3 Conditions for Opening a Youth Account for Your Child
When is the best time to begin teaching your child about financial planning and decision-making? And what’s the best way to do so? The answer to the first question is that it’s never too early.
Children mature at different rates and it’s up to parents to decide how to effectively communicate complex information to their kids. But early on, children should be taught that money doesn’t “grow on trees,” as many a perturbed parent has uttered at one point or another, and that careful stewardship of finances must be observed throughout their lives. As for the question of how such lessons can be taught, I would recommend that opening your child a youth account with a credit union is a good way to introduce some important concepts and good practices.
So, when is the right time to take the leap and give your child the (supervised) levers to control his or her own money through an account? Many financial institutions have an age limit for individual checking accounts of around 12 or 13, but no such limitation typically exists for savings accounts so age is not usually a disqualifier. Generally, you should consider opening an account for your child when 3 conditions are met:
Your child understands what money is – and where it comes from. Children might have a vague notion that green pieces of paper can get them candy and toys, and that those pieces of paper often come out of their parents’ wallets. But they have to reach a certain level of maturity to understand that money is earned by their parents and that they can earn money as well. Before opening a youth account for your child, make sure that he or she understands the link between you having to go off to work every morning and the amount of green paper you have in your wallet or purse.
Your child can earn his or her own money. You may want to get your child’s account started with a financial gift or match their own contributions. But don’t open an account for your child until he or she is earning money through chores, odd jobs for neighbors or running a lemonade stand (or some other juvenile venture). The goal of opening a youth account is not to save your own money for your child’s future – that’s something you need to do on your own, observing your own ongoing adult financial education. It should be primarily their own money going into and leaving the account, at their own discretion. That way, they learn the valuable lessons of independent stewardship, whereas an account in which you merely deposit money for them can result in either irresponsible behavior (on your dime!) or a need for you to exert control, negating the entire point of opening the account.
You can find a credit union or financial institution that has special youth accounts. It’s important that the account you open for your child is specifically designed for savers-in-training, who likely won’t be depositing enough to make fees worth the effort. As a Forbes article1 on youth accounts noted, “Any monthly account fee would quickly eat away at any attempts to save. Similarly, a minimal initial deposit amount is equally essential.” It’s important to shop around for options. Affinity offers a Savy Savers club for children ages 12 and under. It includes the ability to earn dividends and cash rewards based on how much kids increase their savings balance. The teen checking and savings accounts allows older kids (ages 13-16) to open accounts with no fees or minimum deposit requirements. These accounts also enable teens to be eligible for Affinity’s scholarship program, helping you to reinforce the notion that positive spending and savings habits are linked to rewards later in life. But regardless of where you decide to go, you shouldn’t proceed without first finding youth accounts tailored to your own child’s age, understanding of money and ability to recognize that “a dollar saved is a dollar earned.”

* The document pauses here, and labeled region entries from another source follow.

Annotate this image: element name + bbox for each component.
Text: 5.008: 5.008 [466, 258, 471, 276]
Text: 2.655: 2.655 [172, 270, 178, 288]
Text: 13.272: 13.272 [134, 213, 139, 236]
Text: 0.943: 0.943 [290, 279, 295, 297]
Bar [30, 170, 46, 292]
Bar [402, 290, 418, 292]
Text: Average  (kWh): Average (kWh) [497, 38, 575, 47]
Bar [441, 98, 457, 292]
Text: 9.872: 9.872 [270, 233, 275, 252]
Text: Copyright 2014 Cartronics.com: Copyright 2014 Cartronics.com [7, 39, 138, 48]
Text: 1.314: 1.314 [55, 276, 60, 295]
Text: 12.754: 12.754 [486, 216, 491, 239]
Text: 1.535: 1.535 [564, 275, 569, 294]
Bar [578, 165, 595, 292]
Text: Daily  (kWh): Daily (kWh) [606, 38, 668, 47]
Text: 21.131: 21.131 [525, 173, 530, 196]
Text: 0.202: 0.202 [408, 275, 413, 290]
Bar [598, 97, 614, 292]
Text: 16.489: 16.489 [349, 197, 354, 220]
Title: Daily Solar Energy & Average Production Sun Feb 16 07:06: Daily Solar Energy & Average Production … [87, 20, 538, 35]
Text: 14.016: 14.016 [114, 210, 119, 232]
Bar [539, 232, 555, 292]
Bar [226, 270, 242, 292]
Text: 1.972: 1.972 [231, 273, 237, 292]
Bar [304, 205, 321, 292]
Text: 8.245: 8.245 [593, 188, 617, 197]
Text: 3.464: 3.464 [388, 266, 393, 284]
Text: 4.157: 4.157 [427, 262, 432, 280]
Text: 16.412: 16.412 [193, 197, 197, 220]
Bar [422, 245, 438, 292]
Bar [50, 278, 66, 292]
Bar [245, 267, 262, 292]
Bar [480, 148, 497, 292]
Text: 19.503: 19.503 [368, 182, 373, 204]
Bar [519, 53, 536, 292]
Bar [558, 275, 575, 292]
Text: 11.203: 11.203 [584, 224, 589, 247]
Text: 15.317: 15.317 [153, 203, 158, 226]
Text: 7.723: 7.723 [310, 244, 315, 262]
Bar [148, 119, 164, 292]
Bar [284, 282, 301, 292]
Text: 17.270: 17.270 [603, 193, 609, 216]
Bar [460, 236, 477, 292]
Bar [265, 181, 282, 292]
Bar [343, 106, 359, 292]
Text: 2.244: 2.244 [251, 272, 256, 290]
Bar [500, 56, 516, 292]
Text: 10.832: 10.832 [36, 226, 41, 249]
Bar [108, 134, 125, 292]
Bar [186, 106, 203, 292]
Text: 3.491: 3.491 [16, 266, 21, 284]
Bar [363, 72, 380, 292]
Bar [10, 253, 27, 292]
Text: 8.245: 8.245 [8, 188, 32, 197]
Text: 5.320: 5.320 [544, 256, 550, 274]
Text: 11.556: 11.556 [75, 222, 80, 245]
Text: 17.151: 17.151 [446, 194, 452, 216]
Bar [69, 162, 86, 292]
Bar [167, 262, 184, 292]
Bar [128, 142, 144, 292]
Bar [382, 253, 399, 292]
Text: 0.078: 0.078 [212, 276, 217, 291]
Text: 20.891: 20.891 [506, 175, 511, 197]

Youth accounts are a great way to instill financial life lessons early on, while educating your children on the basics of financial management. Just make sure you open one for your child at the right time, and on the right terms.
This information is for informational purposes only and is intended to provide general guidance and does not constitute legal, tax, or financial advice. Each person’s circumstances are different and may not apply to the specific information provided. You should seek the advice of a financial professional, tax consultant, and/or legal counsel to discuss your specific needs before making any financial or other commitments regarding the matters related to your condition are made.